La Gambie libérée de la tyrannie de Yahya Jammeh, l’on devrait juste se réjouir et remercier le Ciel d’avoir aidé à résoudre cette crise qui paraissait pourtant des plus complexes. En particulier, la question de celui dont l’intervention a été plus décisive dans l’issue heureuse qui a été trouvée ne devrait pas se poser. Pourtant, c’est désormais une question qui se pose, notamment entre la Guinée et le Sénégal. Alpha Condé et Macky Sall incarnant chacun l’une des approches antagoniques qui étaient envisagées, on en est à se demander qui a gagné. D’autant qu’autour de la crise gambienne, se jouait aussi en filigrane la bataille pour le leadership régional, titre symbolique resté vacant depuis la chute de Blaise Compaoré.
Le triomphe du pacifisme
Au final, qu’est-ce qui a décidé Yahya Jammeh à entendre raison ? Selon qu’on soit à Conakry ou à Dakar, la réponse à cette question diffère. Au sein d’une large partie de l’opinion publique guinéenne, on pense que c’est le pacifisme d’Alpha Condé qui a ultimement triomphé du bellicisme de Macky Sall. Il est vrai que le président guinéen, depuis le début de la crise, a courageusement défendu l’approche par le dialogue. Une ligne à laquelle il est resté fidèle même quand Yahya Jammeh, faisant montre d’un entêtement suicidaire, rejetait les unes après les autres les propositions de solution des émissaires successifs de la CEDEAO. Et à en croire les partisans du président guinéen, c’est cette constante pondération de la part d’Alpha Condé qui a payé durant les négociations ultimes. L’ex-président gambien aurait cédé à la requête du numéro un guinéen en guise de reconnaissance à l’amitié que ce dernier lui a témoignée au moment où il faisait l’objet d’un rejet quasi-unanime de la part des autres dirigeants de la sous-région. Naturellement, côté guinéen, le fait que Yahya Jammeh ait transité par Conakry avant de rejoindre Malabo est symptomatique du succès diplomatique qu’Alpha Condé récolte de la crise gambienne. Un succès qui n’est certainement pas de trop pour celui qui postule pour succéder à Idriss Deby Itno, à la tête de l’Union Africaine.

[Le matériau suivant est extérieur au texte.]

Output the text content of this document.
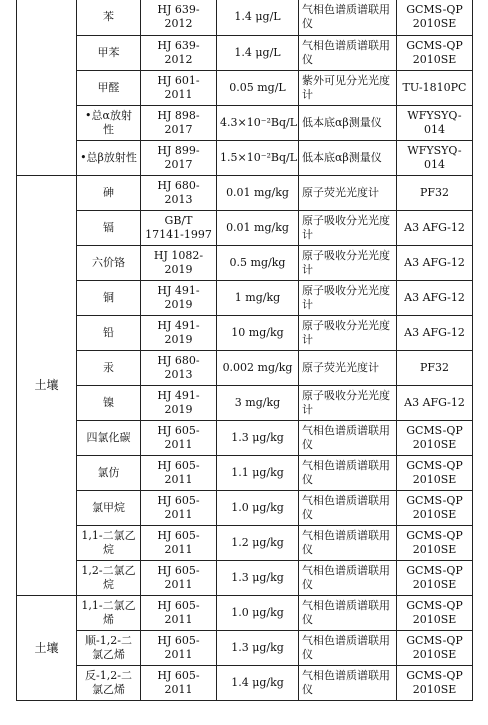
	苯	HJ 639-2012	1.4 μg/L	气相色谱质谱联用仪	GCMS-QP 2010SE
	甲苯	HJ 639-2012	1.4 μg/L	气相色谱质谱联用仪	GCMS-QP 2010SE
	甲醛	HJ 601-2011	0.05 mg/L	紫外可见分光光度计	TU-1810PC
	•总α放射性	HJ 898-2017	4.3×10⁻²Bq/L	低本底αβ测量仪	WFYSYQ-014
	•总β放射性	HJ 899-2017	1.5×10⁻²Bq/L	低本底αβ测量仪	WFYSYQ-014
土壤	砷	HJ 680-2013	0.01 mg/kg	原子荧光光度计	PF32
	镉	GB/T 17141-1997	0.01 mg/kg	原子吸收分光光度计	A3 AFG-12
	六价铬	HJ 1082-2019	0.5 mg/kg	原子吸收分光光度计	A3 AFG-12
	铜	HJ 491-2019	1 mg/kg	原子吸收分光光度计	A3 AFG-12
	铅	HJ 491-2019	10 mg/kg	原子吸收分光光度计	A3 AFG-12
	汞	HJ 680-2013	0.002 mg/kg	原子荧光光度计	PF32
	镍	HJ 491-2019	3 mg/kg	原子吸收分光光度计	A3 AFG-12
	四氯化碳	HJ 605-2011	1.3 μg/kg	气相色谱质谱联用仪	GCMS-QP 2010SE
	氯仿	HJ 605-2011	1.1 μg/kg	气相色谱质谱联用仪	GCMS-QP 2010SE
	氯甲烷	HJ 605-2011	1.0 μg/kg	气相色谱质谱联用仪	GCMS-QP 2010SE
	1,1-二氯乙烷	HJ 605-2011	1.2 μg/kg	气相色谱质谱联用仪	GCMS-QP 2010SE
	1,2-二氯乙烷	HJ 605-2011	1.3 μg/kg	气相色谱质谱联用仪	GCMS-QP 2010SE
土壤	1,1-二氯乙烯	HJ 605-2011	1.0 μg/kg	气相色谱质谱联用仪	GCMS-QP 2010SE
	顺-1,2-二氯乙烯	HJ 605-2011	1.3 μg/kg	气相色谱质谱联用仪	GCMS-QP 2010SE
	反-1,2-二氯乙烯	HJ 605-2011	1.4 μg/kg	气相色谱质谱联用仪	GCMS-QP 2010SE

Macky Sall, recours régional
Mais comme on peut l’imaginer, ce n’est pas la même lecture qu’en font les Sénégalais. De ce côté, on estime que tout le mérite revient à Macky Sall qui, à l’occasion, s’est posé en recours régional pour la préservation de la démocratie. Faisant valoir une intransigeance non dissimulée, le président sénégalais a su mobiliser l’ensemble de la région autour de son approche. C’est ainsi que le Nigéria, le Ghana, le Togo, le Mali et dans une moindre mesure la Guinée Bissau en étaient venus à fournir les contingents de la coalition régionale qui s’apprêtait à prendre d’assaut Banjul. Le Libéria et la Côte d’Ivoire, même sans fournir de troupes, étaient également plutôt alignés sur la position du Sénégal. Et le dernier groupe composé de la Sierra Léone, du Niger, du Burkina Faso et du Cap-Vert, a préféré ne pas prendre de position. Au-delà de la région, le président sénégalais avait réussi à rallier à sa cause l’Union Africaine et le conseil de sécurité des Nations unies. Un lobbying diplomatique qui avait fini par se répercuter sur les soutiens internes du président Yahya Jammeh. Au point que des défections commençaient à se manifester au sein de l’armée même. Du coup, au Séngal, on pense que c’est cet activisme diplomatique et les pressions qui en ont résulté qui ont fait céder Yahya Jammeh. La médiation d’Alpha Condé n’étant alors qu’un prétexte dont s’est malicieusement servi l’ancien président pour sauver la face.
L’Afrique qui s’assume
Au-delà de ces deux positions, une troisième catégorie d’observateurs préfère louer les efforts de l’instance CEDEAO. En effet, selon les tenants de cette autre tendance, la menace d’intervention armée et l’approche par le dialogue, loin de s’opposer, sont davantage des démarches complémentaires dont s’est servie la CEDEAO pour obtenir le départ de Yahya Jammeh. Une initiative à saluer dans la mesure où elle est l’incarnation d’une Afrique qui prend en charge ses propres crises et qui, de ce fait, enlève aux puissances notamment occidentales tout argument susceptible de justifer l’interventionnisme sur le continent.